The Training by Tara Sue Me: Does Talking Change Your Reactions in a Relationship?

The Training



The Submissive Trilogy

Tara Sue Me
PENGUIN GROUP New American Library
E-Book, Paperback, Library Binding, Audio 337 pages
Disclosure: E-Galley provided by publisher — No remuneration exchanged and all opinions presented herein are my own except as noted.

 

Description

Now, in the enticing conclusion to Tara Sue Me’s Submissive Trilogy, the submissive and her dominant explore just how long they can make the pleasure last…

It started with a hidden desire.

Millionaire CEO Nathaniel West has always played by his own strict set of rules, ones he expects everyone to follow—especially the women he’s dominated in his bedroom. But his newest lover is breaking down all his boundaries and rewriting his rule book.

Abby King never imagined that she would capture the heart of Nathaniel West, one of New York City’s most eligible bachelors—and its most desirable dominant. What began as a weekend arrangement of pleasure has become a passionate romance with a man who knows every inch of her body and her soul – yet remains an enigmatic lover. Though he is tender and caring, his painful past remains a wall between them.

Abby knows the only way to truly earn his trust is to submit to him fully and let go of all of her lingering inhibitions. Because to lead Nathaniel on a path to greater intimacy, she must first let him deeper into her world than anyone has ever gone before…netgalley

My Take!
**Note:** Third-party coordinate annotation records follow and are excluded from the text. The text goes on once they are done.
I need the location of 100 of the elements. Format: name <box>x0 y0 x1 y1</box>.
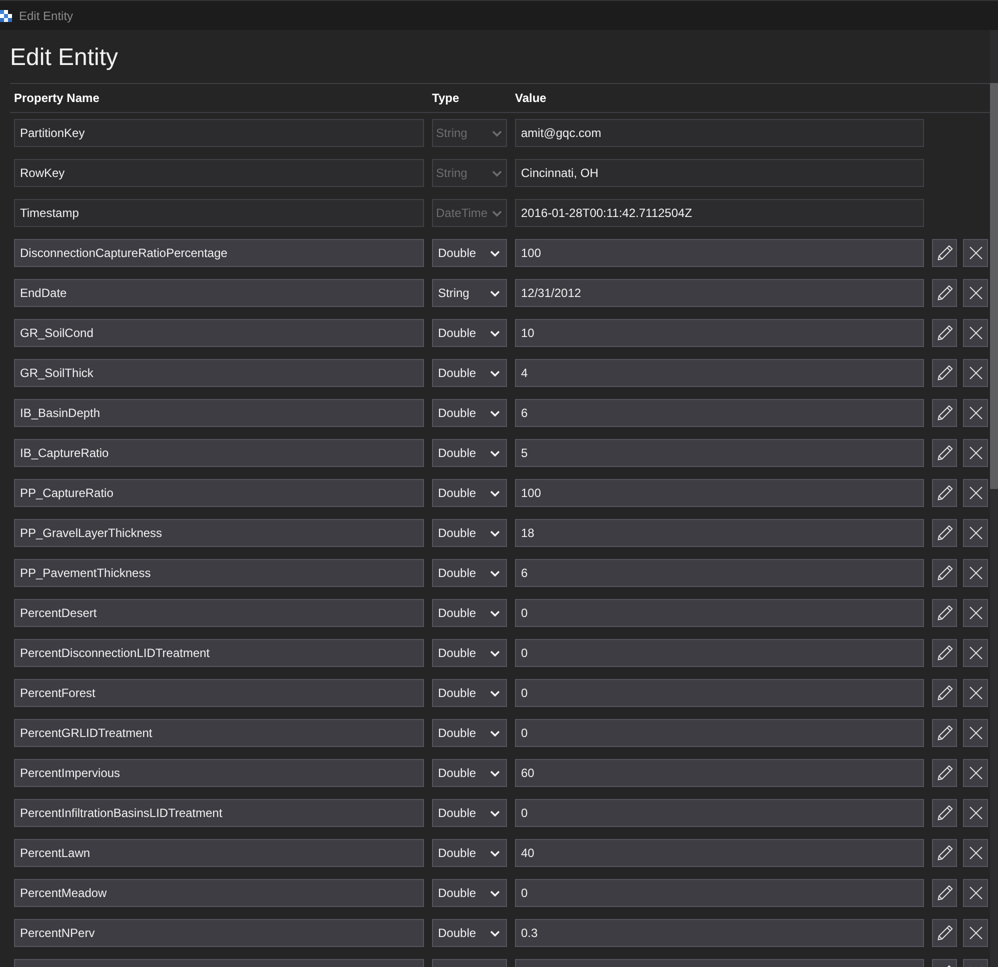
type-select[interactable]: Double <box>432 559 507 587</box>
pencil-icon <box>936 724 954 742</box>
edit-button[interactable] <box>932 919 957 947</box>
type-select[interactable]: Double <box>432 919 507 947</box>
delete-button[interactable] <box>963 839 988 867</box>
delete-button[interactable] <box>963 679 988 707</box>
type-select[interactable]: Double <box>432 679 507 707</box>
value-field[interactable]: 6 <box>515 559 924 587</box>
type-select[interactable]: Double <box>432 439 507 467</box>
name-field[interactable]: PP_CaptureRatio <box>14 479 424 507</box>
value-field[interactable]: 6 <box>515 399 924 427</box>
delete-button[interactable] <box>963 639 988 667</box>
name-field[interactable]: DisconnectionCaptureRatioPercentage <box>14 239 424 267</box>
delete-button[interactable] <box>963 599 988 627</box>
pencil-icon <box>936 764 954 782</box>
value-field[interactable]: 60 <box>515 759 924 787</box>
edit-button[interactable] <box>932 879 957 907</box>
value-field[interactable]: 0 <box>515 799 924 827</box>
close-icon <box>968 285 984 301</box>
delete-button[interactable] <box>963 439 988 467</box>
name-field[interactable]: PercentInfiltrationBasinsLIDTreatment <box>14 799 424 827</box>
edit-button[interactable] <box>932 359 957 387</box>
edit-button[interactable] <box>932 559 957 587</box>
delete-button[interactable] <box>963 239 988 267</box>
type-select[interactable]: String <box>432 279 507 307</box>
delete-button[interactable] <box>963 759 988 787</box>
edit-button[interactable] <box>932 839 957 867</box>
name-field[interactable]: PercentDesert <box>14 599 424 627</box>
name-field[interactable]: GR_SoilCond <box>14 319 424 347</box>
name-field[interactable]: PercentGRLIDTreatment <box>14 719 424 747</box>
value-field[interactable]: 100 <box>515 479 924 507</box>
name-field[interactable]: EndDate <box>14 279 424 307</box>
value-field[interactable]: 4 <box>515 359 924 387</box>
chevron-down-icon <box>490 730 500 736</box>
delete-button[interactable] <box>963 559 988 587</box>
delete-button[interactable] <box>963 399 988 427</box>
type-select[interactable]: Double <box>432 839 507 867</box>
type-select[interactable]: Double <box>432 399 507 427</box>
delete-button[interactable] <box>963 279 988 307</box>
value-field[interactable]: 5 <box>515 439 924 467</box>
type-select[interactable]: Double <box>432 639 507 667</box>
value-field[interactable]: 100 <box>515 239 924 267</box>
name-field[interactable]: PercentForest <box>14 679 424 707</box>
type-select[interactable]: Double <box>432 519 507 547</box>
value-field[interactable]: 0 <box>515 599 924 627</box>
value-field[interactable]: 0 <box>515 679 924 707</box>
name-field[interactable]: IB_CaptureRatio <box>14 439 424 467</box>
type-select[interactable]: Double <box>432 759 507 787</box>
type-select[interactable]: Double <box>432 239 507 267</box>
name-field[interactable]: IB_BasinDepth <box>14 399 424 427</box>
name-field[interactable]: PP_GravelLayerThickness <box>14 519 424 547</box>
name-field[interactable]: PP_PavementThickness <box>14 559 424 587</box>
edit-button[interactable] <box>932 519 957 547</box>
value-field[interactable]: 0.3 <box>515 919 924 947</box>
type-select[interactable]: Double <box>432 799 507 827</box>
type-select[interactable]: Double <box>432 319 507 347</box>
edit-button[interactable] <box>932 439 957 467</box>
delete-button[interactable] <box>963 479 988 507</box>
edit-button[interactable] <box>932 799 957 827</box>
type-select[interactable]: Double <box>432 719 507 747</box>
delete-button[interactable] <box>963 799 988 827</box>
name-field[interactable]: PercentNPerv <box>14 919 424 947</box>
close-icon <box>968 565 984 581</box>
delete-button[interactable] <box>963 719 988 747</box>
edit-button[interactable] <box>932 719 957 747</box>
delete-button[interactable] <box>963 919 988 947</box>
edit-button[interactable] <box>932 479 957 507</box>
edit-button[interactable] <box>932 279 957 307</box>
edit-button[interactable] <box>932 679 957 707</box>
value-field[interactable]: 0 <box>515 719 924 747</box>
value-field[interactable]: 0 <box>515 639 924 667</box>
name-field[interactable]: PercentImpervious <box>14 759 424 787</box>
chevron-down-icon <box>492 130 502 136</box>
edit-button[interactable] <box>932 759 957 787</box>
name-field[interactable]: GR_SoilThick <box>14 359 424 387</box>
name-field[interactable]: PercentMeadow <box>14 879 424 907</box>
edit-button[interactable] <box>932 639 957 667</box>
edit-button[interactable] <box>932 399 957 427</box>
edit-button[interactable] <box>932 239 957 267</box>
value-field[interactable]: 12/31/2012 <box>515 279 924 307</box>
type-select[interactable]: Double <box>432 879 507 907</box>
type-select[interactable]: Double <box>432 599 507 627</box>
chevron-down-icon <box>490 450 500 456</box>
value-field[interactable]: 0 <box>515 879 924 907</box>
delete-button[interactable] <box>963 359 988 387</box>
delete-button[interactable] <box>963 879 988 907</box>
scrollbar-thumb[interactable] <box>990 83 998 489</box>
name-field[interactable]: PercentDisconnectionLIDTreatment <box>14 639 424 667</box>
value-field[interactable]: 18 <box>515 519 924 547</box>
chevron-down-icon <box>490 610 500 616</box>
edit-button[interactable] <box>932 599 957 627</box>
delete-button[interactable] <box>963 519 988 547</box>
name-field[interactable]: PercentLawn <box>14 839 424 867</box>
type-select[interactable]: Double <box>432 359 507 387</box>
chevron-down-icon <box>490 850 500 856</box>
value-field[interactable]: 10 <box>515 319 924 347</box>
delete-button[interactable] <box>963 319 988 347</box>
edit-button[interactable] <box>932 319 957 347</box>
value-field[interactable]: 40 <box>515 839 924 867</box>
type-select[interactable]: Double <box>432 479 507 507</box>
THE TRAINING brought out a wide range of intellectual and emotional responses.  At times I thought it was brilliant and other times I thought it was just dumb.  There were moments and chapters where it felt as if the relationship were being dissected beautifully.  Other moments I felt she made the interactions too artificial. 

This is a book about a couple negotiating a BDSM lifestyle as they fall in love and approach making a lifelong commitment. I thought that was really interestingly done, how things would come up from a scene and then how they would discuss it and it would change the way they behaved towards each other and how they felt.  I’m not sure talking would change the basics of how I react to stimuli: “I see now; you had me crawl because you thought it would help me and not because you’re an egotistical asshat. Oh, well, if you put it that way I’m going to love it from now on.”

I’m sure most of us do negotiate our relationships to some degree, but in a  loving relationship where one person is topping another this process has to be more intense and important. Maybe being part of a successful D/s relationship is being flexible. Do you feel like you and your partner or even just you and a friend negotiate your relationship? Does talking about it change your reactions and feelings?

I really liked how the characters’ complexities and imperfections are shown. Nathanial is this juggernaut of business and in total control in the boardroom and in his playroom.  But, emotionally he is stunted and in some ways like a boy; he sees a therapist to help him deal with issues that nearly destroyed their relationship.   Abigail is almost the opposite; a novice at BDSM, moderately successful in her field, and in some ways more emotionally mature.

I’ve read a lot of books incorporating aspects and degrees of the BDSM lifestyle over the past few years. In THE TRAINING  Tara Sue Me delivers it in a low key, more realistic way where the parties aren’t all orgies, where Doms screw up and are in their own process, where orgasms aren’t explosions rivaling the Big Bang, and where it is recognized that a couple can only have sex so many times a day. 

Also, finding a balance in the relationship between the BDSM time and the “normal” relationship time is thoroughly explored.  What a problem having kids must present to a couple in the lifestyle. Here she talks about it — from leaky breasts to crying babies. 

But, reading all these books has not changed me from being very vanilla.  So, there’s always going to be a large part of this sexual orientation that I won’t understand.

Yeah there’s a certain titillation; a voyeuristic and vicarious thrill to experience through the characters but at times the activities in the playroom just seem silly.  Having one’s head lower than a master’s head, crawling in the playroom, kissing his feet. And, the relationship in THE TRAINING is not based on humiliation and debasement.

I don’t “feel” Abby’s natural submissiveness.  How can it not show in one’s everyday life; how can such an important part of one’s psyche only be evident in matters of sexuality?  Even in books where I really feel that need I still can’t get the need to have the sub sit at “sirs” feet, not sleep in the same bed, be a lower case “sub” to an uppercase Dom.  It just feels like playacting.  And, maybe it’s just because that’s not my thing. But in THE TRAINING at the same time that I thought their journey into a deeper relationship was interesting and well done.

I think the success of a piece of erotic fiction is more about the relationship and how the particular kinks the individual characters are expressed than it is about the kinky action. I don’t understand all the kinks, but unless I find them silly or debasing, they are exciting to read.

The characters are carefully constructed and while I found the process of relationship growth to be a little too pat and academic. I did like that the couple grew in and out of their relationship and the playroom, and I recognize that not being thus inclined certain parts of any D/s relationship will not feel “right” to me. 

I recommend THE TRAINING if you’re interested in stories about the anatomy of relationships with a lot of intimate details and very spicy action.